Fleischverkauf als Lebensunterhalt
Womit wir bei den Interessenkonflikten wären. Denn Alois Rainer führt nach eigenen Angaben „seit mehr als drei Jahrzehnten einen Gasthof mit Metzgerei“ im Bayerischen Wald. Er verdient sein Geld also nicht nur als Politiker, sondern auch damit, Fleisch zu verkaufen. Wenn er sich jetzt gegen höhere Steuern auf seine Produkte und für mehr Fleisch in Kindergärten und Schulen ausspricht, dann profitiert davon die Branche, an der er selbst beteiligt ist.
Dass die Union solche Interessenkonflikte erlaubt, könnte überraschen. Hatte sie zu Zeiten der Ampelkoalition doch noch so vehement kritisiert, dass einige vormalige Mitarbeiter:innen von Umweltorganisationen oder Denkfabriken in von den Grünen geführten Ministerien beschäftigt waren. Wohlgemerkt waren das Staatssekretär:innen, nicht, wie jetzt unter der Union, Minister:innen.
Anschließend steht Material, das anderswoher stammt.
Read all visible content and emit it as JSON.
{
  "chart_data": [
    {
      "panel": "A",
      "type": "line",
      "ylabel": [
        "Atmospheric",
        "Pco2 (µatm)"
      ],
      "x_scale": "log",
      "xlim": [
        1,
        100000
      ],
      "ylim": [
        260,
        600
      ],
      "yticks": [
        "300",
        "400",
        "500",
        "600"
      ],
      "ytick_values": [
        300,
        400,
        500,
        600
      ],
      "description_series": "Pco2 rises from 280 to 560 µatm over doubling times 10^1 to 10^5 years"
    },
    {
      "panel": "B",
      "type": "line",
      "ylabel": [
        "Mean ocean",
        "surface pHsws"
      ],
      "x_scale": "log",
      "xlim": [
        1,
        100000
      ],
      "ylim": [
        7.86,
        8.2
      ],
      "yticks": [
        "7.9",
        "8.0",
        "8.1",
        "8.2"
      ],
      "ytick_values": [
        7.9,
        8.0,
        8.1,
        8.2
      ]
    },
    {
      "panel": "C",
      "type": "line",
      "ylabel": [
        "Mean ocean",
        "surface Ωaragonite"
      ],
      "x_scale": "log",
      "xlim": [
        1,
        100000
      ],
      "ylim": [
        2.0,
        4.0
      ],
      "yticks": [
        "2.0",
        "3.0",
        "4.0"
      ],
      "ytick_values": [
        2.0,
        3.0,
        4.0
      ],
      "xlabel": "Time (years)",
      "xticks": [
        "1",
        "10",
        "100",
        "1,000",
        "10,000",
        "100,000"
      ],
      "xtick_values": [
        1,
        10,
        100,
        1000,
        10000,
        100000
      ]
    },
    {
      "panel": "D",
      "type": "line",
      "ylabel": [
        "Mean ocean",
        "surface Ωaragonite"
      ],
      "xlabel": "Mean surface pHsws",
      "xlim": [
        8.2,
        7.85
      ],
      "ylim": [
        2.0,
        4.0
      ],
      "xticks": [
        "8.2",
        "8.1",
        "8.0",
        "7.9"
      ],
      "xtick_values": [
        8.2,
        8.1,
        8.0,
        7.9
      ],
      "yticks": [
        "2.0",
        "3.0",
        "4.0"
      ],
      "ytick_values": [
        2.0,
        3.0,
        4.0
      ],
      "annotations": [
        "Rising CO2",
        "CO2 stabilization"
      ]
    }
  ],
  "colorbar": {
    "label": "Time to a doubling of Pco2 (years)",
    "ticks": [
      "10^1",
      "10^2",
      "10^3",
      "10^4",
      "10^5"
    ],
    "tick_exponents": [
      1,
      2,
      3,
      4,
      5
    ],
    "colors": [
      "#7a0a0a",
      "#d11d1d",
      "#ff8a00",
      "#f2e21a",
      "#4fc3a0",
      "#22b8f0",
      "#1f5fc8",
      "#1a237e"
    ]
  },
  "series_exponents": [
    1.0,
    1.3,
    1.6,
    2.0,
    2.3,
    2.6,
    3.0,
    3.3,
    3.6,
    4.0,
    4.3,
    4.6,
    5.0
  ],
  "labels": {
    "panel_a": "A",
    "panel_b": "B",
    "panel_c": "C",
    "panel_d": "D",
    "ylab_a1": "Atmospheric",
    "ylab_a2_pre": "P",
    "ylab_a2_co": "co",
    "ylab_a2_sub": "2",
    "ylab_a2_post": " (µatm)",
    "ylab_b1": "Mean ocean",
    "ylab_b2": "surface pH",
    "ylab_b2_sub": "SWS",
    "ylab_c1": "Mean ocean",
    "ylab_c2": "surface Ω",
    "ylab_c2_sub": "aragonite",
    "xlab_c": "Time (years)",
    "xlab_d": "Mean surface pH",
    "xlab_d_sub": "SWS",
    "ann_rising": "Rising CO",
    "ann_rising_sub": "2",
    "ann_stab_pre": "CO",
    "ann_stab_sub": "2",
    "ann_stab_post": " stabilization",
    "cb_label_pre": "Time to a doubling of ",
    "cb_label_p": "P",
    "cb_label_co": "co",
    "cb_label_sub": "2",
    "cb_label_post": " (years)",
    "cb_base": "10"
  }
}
Nicht nur der designierte Landwirtschaftsminister lässt aufmerken. Das Regierungspersonal der Union hat eine klare Wirtschaftsflügel-Schlagseite, sagt Christina Deckwirth von der Organisation Lobbycontrol. Friedrich Merz war bis 2020 Lobbyist der mächtigen Investmentgesellschaft Blackrock. Levin Holle, der Finanzvorstand des maroden Staatskonzerns Deutsche Bahn, soll Merz’ Chef-Wirtschaftsberater im Kanzleramt werden. Der nächste Kulturstaatssekretär Wolfram Weimer ist nicht nur sehr konservativ, sondern auch Medienunternehmer. Auch das neue Digital- und das Wirtschaftsministerium sollen mit Manager:innen besetzt werden, die direkt aus einem Unternehmen in ein Regierungsamt wechseln.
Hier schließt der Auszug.